Se peut-il que la controverse autour de la couverture du New Yorker fasse l'affaire de Barack Obama (après tout, son camp l'a alimentée en dénonçant la caricature haut et fort)? En tout cas, cette controverse occulte pour le moment le contenu du long article (15 000 mots) que lui consacre l'hebdomadaire dans le même numéro.

Un article qui examine les années du candidat démocrate à Chicago et qui revient notamment sur sa réaction initiale aux attentats terroristes du 11 septembre 2001. Plusieurs blogueurs et commentateurs de droite ne manqueront pas de critiquer cette réaction. Sur le site National Review Online, Byron York utilise le mot «tiède» pour la qualifier.

Je cite, par ailleurs, un passage du reportage de Lizza sur ce que le journaliste considère être le plus «grand malentendu» au sujet d'Obama, à savoir qu'il serait «une sorte de révolutionnaire anti-establishment» (merci à yvonthivierge pour la traduction) :

Le pire des préjugés concernant Barack Obama est peut-être qu'il est une espèce de révolutionnaire anti-establishment.
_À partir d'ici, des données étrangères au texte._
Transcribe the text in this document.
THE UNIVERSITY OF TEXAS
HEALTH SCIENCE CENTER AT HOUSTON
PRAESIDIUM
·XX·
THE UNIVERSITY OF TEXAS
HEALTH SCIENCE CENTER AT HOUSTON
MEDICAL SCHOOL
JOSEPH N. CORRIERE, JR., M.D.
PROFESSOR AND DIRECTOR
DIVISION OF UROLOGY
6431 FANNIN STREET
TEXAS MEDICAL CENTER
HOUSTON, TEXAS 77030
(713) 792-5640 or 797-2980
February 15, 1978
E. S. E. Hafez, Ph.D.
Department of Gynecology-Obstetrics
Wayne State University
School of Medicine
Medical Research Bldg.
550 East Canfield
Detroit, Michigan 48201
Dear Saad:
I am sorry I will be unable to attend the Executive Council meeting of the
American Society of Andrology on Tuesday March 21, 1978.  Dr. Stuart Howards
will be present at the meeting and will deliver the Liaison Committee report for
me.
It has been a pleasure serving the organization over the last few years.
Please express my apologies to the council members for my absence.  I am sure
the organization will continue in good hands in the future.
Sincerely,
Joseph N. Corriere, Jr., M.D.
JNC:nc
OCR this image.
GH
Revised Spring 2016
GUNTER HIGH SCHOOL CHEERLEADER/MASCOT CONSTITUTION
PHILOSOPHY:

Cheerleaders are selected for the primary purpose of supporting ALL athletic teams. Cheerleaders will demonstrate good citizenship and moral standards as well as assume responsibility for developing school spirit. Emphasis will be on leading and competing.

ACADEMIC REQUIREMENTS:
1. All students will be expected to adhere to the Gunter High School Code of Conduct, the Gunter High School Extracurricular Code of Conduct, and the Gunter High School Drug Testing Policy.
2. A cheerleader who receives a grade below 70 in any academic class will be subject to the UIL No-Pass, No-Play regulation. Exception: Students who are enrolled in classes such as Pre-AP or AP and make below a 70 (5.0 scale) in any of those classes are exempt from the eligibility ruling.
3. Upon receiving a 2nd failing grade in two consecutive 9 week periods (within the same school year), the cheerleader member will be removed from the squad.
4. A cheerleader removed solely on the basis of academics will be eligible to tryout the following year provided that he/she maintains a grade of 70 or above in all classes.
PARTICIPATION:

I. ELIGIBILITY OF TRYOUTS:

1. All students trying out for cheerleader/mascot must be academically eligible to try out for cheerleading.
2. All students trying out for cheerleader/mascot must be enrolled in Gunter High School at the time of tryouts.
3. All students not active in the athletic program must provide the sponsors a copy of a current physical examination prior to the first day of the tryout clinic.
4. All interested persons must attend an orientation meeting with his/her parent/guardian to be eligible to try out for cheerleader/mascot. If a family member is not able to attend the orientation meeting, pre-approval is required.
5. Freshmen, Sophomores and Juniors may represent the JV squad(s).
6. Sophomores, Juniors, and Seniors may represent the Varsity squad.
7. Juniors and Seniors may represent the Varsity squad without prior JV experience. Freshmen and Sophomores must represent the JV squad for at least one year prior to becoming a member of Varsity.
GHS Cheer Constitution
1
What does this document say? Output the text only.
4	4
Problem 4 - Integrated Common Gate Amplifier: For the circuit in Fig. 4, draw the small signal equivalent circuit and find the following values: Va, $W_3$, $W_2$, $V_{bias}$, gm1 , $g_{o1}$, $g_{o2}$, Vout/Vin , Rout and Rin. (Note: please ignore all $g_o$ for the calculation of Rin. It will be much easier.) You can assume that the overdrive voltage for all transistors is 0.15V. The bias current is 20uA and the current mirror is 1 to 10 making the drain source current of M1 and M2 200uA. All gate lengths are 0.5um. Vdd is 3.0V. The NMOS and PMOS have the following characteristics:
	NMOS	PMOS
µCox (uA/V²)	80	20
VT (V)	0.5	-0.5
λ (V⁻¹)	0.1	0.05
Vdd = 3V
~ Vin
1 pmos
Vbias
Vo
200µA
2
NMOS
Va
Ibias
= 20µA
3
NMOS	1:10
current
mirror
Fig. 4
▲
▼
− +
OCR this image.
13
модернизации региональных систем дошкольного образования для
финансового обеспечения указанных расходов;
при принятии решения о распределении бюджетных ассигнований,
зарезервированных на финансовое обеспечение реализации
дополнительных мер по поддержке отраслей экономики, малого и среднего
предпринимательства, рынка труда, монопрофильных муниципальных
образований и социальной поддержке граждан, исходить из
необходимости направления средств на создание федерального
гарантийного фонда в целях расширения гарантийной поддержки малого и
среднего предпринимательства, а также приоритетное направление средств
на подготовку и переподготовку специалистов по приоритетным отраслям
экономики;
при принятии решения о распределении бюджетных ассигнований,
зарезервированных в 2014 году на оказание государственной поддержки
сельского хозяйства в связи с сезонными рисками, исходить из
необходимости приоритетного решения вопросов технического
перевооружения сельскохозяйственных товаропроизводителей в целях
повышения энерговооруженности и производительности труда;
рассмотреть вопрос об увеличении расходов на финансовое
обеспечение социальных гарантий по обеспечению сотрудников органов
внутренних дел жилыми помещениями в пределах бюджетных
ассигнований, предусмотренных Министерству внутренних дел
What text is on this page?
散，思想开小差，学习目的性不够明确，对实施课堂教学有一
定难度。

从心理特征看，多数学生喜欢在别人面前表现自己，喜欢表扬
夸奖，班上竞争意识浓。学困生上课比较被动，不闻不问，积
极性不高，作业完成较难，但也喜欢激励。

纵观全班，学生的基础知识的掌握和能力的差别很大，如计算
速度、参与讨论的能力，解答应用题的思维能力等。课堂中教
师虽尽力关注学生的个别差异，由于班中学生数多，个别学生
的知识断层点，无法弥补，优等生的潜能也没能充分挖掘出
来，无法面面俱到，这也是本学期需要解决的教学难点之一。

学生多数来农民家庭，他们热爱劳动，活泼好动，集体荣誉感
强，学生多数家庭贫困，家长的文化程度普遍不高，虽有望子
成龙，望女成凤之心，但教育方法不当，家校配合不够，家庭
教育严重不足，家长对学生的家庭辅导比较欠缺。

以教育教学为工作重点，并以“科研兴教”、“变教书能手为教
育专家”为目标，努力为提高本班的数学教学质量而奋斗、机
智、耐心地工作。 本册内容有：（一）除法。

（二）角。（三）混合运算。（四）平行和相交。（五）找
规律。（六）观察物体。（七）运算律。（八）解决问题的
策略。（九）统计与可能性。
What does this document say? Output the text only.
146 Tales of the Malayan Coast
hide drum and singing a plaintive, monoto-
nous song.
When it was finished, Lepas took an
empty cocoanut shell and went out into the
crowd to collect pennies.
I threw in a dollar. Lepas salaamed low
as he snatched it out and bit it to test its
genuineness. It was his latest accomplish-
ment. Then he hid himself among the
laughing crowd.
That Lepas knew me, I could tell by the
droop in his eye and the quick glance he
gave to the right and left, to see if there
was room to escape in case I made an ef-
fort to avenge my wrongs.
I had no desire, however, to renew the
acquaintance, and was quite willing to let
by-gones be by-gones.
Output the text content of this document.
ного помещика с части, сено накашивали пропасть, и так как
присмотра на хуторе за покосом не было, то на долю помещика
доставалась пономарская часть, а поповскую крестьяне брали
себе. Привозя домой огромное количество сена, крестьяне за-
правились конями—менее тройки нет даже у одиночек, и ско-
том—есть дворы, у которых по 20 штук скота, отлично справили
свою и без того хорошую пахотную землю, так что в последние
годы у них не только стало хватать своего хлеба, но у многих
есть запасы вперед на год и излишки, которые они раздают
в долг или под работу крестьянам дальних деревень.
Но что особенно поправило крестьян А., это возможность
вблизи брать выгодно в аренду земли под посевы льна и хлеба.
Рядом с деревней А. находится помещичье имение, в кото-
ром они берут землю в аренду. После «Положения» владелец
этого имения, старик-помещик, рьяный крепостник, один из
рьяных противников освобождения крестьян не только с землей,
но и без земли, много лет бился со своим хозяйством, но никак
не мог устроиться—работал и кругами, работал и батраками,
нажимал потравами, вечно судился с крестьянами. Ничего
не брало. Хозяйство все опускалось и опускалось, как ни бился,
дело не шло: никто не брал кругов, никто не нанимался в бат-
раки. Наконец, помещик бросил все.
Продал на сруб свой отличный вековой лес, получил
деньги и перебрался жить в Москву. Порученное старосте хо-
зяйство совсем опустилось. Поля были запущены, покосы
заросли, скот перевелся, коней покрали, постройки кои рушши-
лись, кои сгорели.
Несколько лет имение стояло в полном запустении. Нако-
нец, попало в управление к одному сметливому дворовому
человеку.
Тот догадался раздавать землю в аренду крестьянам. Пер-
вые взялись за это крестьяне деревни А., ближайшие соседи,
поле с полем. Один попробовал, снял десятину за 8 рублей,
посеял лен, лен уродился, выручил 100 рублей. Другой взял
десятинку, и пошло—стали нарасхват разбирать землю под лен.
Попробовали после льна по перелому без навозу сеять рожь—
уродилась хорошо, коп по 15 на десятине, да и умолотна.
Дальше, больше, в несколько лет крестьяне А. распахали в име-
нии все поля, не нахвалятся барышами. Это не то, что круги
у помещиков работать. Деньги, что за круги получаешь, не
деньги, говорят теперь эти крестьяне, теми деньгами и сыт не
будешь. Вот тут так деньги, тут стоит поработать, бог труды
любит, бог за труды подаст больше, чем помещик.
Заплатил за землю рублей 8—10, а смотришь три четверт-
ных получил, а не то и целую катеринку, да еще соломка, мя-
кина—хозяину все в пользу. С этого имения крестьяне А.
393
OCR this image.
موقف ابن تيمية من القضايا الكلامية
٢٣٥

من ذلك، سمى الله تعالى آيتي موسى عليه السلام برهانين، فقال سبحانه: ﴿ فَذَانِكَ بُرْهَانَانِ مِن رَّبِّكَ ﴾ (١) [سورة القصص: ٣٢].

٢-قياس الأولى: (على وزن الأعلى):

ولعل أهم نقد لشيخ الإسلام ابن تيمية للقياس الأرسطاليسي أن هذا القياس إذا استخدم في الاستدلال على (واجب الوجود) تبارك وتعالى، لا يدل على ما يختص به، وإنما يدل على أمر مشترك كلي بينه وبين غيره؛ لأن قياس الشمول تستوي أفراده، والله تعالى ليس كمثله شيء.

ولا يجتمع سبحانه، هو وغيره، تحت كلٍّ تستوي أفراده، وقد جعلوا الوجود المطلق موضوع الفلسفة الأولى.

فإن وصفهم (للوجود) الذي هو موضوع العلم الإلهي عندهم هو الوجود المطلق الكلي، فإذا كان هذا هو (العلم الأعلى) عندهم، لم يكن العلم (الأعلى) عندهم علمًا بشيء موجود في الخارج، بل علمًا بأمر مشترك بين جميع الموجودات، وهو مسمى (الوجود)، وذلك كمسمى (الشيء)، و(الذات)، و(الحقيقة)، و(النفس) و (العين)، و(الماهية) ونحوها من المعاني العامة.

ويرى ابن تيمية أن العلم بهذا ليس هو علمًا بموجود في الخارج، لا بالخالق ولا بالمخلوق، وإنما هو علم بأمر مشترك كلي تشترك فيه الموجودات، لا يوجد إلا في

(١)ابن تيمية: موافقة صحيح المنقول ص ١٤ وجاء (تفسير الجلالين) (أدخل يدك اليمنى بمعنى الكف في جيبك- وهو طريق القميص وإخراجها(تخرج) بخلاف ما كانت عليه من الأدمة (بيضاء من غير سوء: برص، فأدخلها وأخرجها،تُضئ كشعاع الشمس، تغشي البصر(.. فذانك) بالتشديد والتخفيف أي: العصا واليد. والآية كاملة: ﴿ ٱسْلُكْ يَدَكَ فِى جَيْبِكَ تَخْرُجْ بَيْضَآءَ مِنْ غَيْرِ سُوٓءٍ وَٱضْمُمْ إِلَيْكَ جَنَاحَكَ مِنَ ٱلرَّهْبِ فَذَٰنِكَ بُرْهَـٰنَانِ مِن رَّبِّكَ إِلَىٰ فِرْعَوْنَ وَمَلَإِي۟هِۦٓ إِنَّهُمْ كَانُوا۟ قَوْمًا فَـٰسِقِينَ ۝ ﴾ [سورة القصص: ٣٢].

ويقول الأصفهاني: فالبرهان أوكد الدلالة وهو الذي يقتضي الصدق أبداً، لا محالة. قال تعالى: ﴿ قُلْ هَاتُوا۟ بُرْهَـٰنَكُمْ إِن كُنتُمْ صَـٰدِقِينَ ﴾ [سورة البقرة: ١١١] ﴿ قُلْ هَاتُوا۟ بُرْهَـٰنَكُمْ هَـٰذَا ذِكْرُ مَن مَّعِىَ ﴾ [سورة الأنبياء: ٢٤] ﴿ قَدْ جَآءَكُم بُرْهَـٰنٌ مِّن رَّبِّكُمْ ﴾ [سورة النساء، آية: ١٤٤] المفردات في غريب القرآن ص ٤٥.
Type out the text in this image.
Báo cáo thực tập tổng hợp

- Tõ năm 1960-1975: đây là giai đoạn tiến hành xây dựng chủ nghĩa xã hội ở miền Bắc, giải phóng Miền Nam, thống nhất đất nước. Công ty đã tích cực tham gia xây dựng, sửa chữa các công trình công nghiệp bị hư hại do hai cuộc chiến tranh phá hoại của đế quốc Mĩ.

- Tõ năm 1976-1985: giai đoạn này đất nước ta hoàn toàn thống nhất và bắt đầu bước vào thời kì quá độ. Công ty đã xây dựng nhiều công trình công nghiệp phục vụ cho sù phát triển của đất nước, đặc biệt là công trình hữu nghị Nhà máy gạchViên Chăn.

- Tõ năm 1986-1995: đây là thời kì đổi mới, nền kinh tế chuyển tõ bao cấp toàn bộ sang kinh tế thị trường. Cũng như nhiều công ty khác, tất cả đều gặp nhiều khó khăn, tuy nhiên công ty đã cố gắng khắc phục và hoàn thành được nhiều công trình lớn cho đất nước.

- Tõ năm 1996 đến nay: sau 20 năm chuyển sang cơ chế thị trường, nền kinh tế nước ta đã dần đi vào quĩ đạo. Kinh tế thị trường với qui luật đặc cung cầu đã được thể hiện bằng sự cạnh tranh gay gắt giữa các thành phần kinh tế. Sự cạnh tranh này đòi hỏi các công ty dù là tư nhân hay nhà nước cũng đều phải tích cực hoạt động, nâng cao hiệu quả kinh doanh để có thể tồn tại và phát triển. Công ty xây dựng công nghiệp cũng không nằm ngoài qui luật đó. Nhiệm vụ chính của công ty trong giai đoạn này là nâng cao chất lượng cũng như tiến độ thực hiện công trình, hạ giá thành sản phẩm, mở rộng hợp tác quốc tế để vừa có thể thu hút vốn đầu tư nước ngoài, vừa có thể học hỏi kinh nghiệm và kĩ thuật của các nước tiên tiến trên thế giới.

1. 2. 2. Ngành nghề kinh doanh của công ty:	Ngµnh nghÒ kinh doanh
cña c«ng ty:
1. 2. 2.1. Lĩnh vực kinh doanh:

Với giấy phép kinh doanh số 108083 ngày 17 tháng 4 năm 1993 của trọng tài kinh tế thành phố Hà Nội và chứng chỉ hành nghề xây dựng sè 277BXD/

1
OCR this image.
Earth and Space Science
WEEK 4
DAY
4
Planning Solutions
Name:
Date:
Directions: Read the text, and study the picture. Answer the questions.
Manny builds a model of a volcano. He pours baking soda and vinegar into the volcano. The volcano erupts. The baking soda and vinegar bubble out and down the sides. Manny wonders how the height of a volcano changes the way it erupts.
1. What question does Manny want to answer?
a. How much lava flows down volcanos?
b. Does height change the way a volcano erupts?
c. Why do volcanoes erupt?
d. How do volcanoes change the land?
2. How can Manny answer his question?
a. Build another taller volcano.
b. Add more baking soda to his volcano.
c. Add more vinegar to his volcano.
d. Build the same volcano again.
Or, chacune des étapes de sa carrière politique a été marquée par une envie de s'adapter aux institutions en place plutôt qu'un désir de les démolir ou les remplacer. En tant qu'organisateur communautaire, il avait recours aux églises de Chicago pour effectuer son travail parce qu'elles constituaient les principaux paliers de pouvoir dans le quartier South Side. Agnostique à ses débuts, il est devenu chrétien en travaillant dans un tel milieu. À Harvard, il accéda à la présidence de la Law Review en faisant appel aux conservateurs du comité de sélection. À Springfield, la capitale, plutôt que de contester les leaders de la vieille garde du parti démocratique, il a tissé avec eux des liens mutuellement bénéfiques.

«Vous avez le pouvoir de m'aider à devenir sénateur des États-Uni», a-t-il dit en 2003 à Emil Jones, chef de file démocrate à Springfield. Pendant ses temps morts, Obama jouait au poker avec des lobbyistes et des législateurs républicains. À Washington, il a été un sénateur prudent et, dès son arrivée, a clairement signifié qu'il ne se présentait pas comme adversaire de la guerre d'Irak.

Comme bien des politiciens, Obama est paradoxal. De par sa nature, il procède par étape; il a pourtant énoncé un programme ambitieux durant un premier mandat (indépendance énergétique, système de santé universel, retrait d'Irak). Il parle beaucoup de réformer un processus politique brisé mais a toujours agi en suivant les règles existantes pas celles qu'il voudrait mettre en place. Il est un nouveau-venu qui a réussi à maîtriser le jeu des anciens. Idéologiquement, il se situe à gauche mais a parfois carrément salué les idées philosophiques de la droite."